Der Mensch ist ein Herdentier und erst durch die Kraft der Gruppe erlangte er jene Position, die ihn gegenüber allen anderen Spezies überlegen machte.

In der Erzählung »Ein Hungerkünstler« von Franz Kafka kauert ein hagerer Kerl einsam in einem eisernen Käfig. Nahrung lehnt der Mann ab. Er habe keine Speise finden können, erklärt er, die ihm zusage … Steppenwölfische Einzelgänger, fromme Säulenheilige und Eremiten, Fastenpropheten und Asketen verschließen sich der Welt, suchen in der Verlassenheit ihr Heil, Erkenntnis oder metaphysische Erleuchtung und verlieren nicht selten dabei den Verstand.

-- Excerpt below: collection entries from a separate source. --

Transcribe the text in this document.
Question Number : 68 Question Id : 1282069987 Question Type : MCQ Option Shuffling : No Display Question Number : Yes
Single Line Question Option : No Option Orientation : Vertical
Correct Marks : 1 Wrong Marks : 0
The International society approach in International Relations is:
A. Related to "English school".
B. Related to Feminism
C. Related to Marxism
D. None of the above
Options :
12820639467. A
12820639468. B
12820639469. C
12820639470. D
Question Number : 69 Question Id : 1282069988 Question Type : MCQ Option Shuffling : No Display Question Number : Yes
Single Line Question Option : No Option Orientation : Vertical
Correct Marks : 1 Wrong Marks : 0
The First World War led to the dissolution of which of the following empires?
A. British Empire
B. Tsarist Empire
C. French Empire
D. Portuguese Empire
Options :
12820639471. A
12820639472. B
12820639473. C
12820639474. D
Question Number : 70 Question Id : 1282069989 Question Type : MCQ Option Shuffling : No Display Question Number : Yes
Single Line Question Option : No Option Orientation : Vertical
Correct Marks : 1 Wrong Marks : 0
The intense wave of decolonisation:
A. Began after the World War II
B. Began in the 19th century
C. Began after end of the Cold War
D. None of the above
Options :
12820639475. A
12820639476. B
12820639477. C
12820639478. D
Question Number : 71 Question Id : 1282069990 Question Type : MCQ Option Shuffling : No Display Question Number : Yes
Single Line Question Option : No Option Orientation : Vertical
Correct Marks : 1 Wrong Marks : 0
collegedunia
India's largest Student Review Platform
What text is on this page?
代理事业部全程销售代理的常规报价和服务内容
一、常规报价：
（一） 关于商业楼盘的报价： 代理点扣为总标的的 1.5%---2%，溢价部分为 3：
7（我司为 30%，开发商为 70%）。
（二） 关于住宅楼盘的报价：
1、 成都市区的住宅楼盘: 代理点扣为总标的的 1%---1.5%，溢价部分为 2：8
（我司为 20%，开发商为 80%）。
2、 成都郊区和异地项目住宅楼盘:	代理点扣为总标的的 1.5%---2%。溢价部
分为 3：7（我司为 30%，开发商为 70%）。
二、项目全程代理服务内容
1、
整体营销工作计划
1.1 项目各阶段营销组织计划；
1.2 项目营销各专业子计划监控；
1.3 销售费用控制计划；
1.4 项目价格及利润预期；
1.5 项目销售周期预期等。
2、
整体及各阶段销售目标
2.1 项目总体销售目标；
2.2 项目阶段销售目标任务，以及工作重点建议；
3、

Sie bilden den radikalen Gegenentwurf zu einer Gesellschaft, in der sich die Menschen als soziale Wesen verstehen, die ihr Tagwerk, ihr Vergnügen, ihre Trauer und ihre Genüsse teilen – also nach ihrer evolutionären Bestimmung leben. Die Menschwerdung und der Prozess der Zivilisation sehen es nicht vor, dass Homo sapiens einsam durch die Welt streift und sein Glück in egozentrischer Verschlossenheit sucht. Ohne den arbeitsteiligen Prozess ist die moderne Welt gar nicht denkbar.

Gewiss, wenn der Trubel zu groß geworden ist, sehnen sich viele Menschen nach einer Phase, in der sie sich zurückziehen und sammeln können. Aber in aller Regel kehren sie nach einiger Zeit aus ihrer splendid isolation zurück und reihen sich wieder ein in die Gemeinschaft.

»Es ist die Gemeinsamkeit, welche eine menschliche Gesellschaft ausmacht.«

Das wurde besonders augenscheinlich in den Einschränkungen, die im Verlauf der Corona-Pandemie verhängt wurden. Die soziale Isolation, die in den Monaten der Lockdowns einsetzte, machte vielen schwer zu schaffen, vor allem psychisch. Nicht wenige glitten in die Depression ab, andere bekamen einen Lagerkoller. Erwachsene vermissten ihren Freundeskreis und ihre Kollegen, Kinder ihre Schulkameraden und Spielgefährten.

Es stellte sich rasch heraus, dass Homeoffice und Fernunterricht auf Dauer keine tauglichen Methoden sind. Es bedarf der sozialen Interaktion, um in seinen Tätigkeiten Effizienz an den Tag zu legen. Das gilt insbesondere, wenn sich neben allen anderen Übeln auch noch die Einsamkeit auf das Gemüt legt. Da lässt jede Schaffenskraft nach, Vergnügen kann kaum aufkommen. »Allein sein ist ärger als Ratten fressen«, singt André Heller – und er hat recht. Einzelgängertum lässt den Einzelnen in die Irre schweifen. Das Gemeinsame als Lebensprinzip macht sich vor allem dann bezahlt, wenn es darum geht, die Früchte seiner Arbeit zu genießen. Tafelfreuden verlangen geradezu nach Gesellschaft.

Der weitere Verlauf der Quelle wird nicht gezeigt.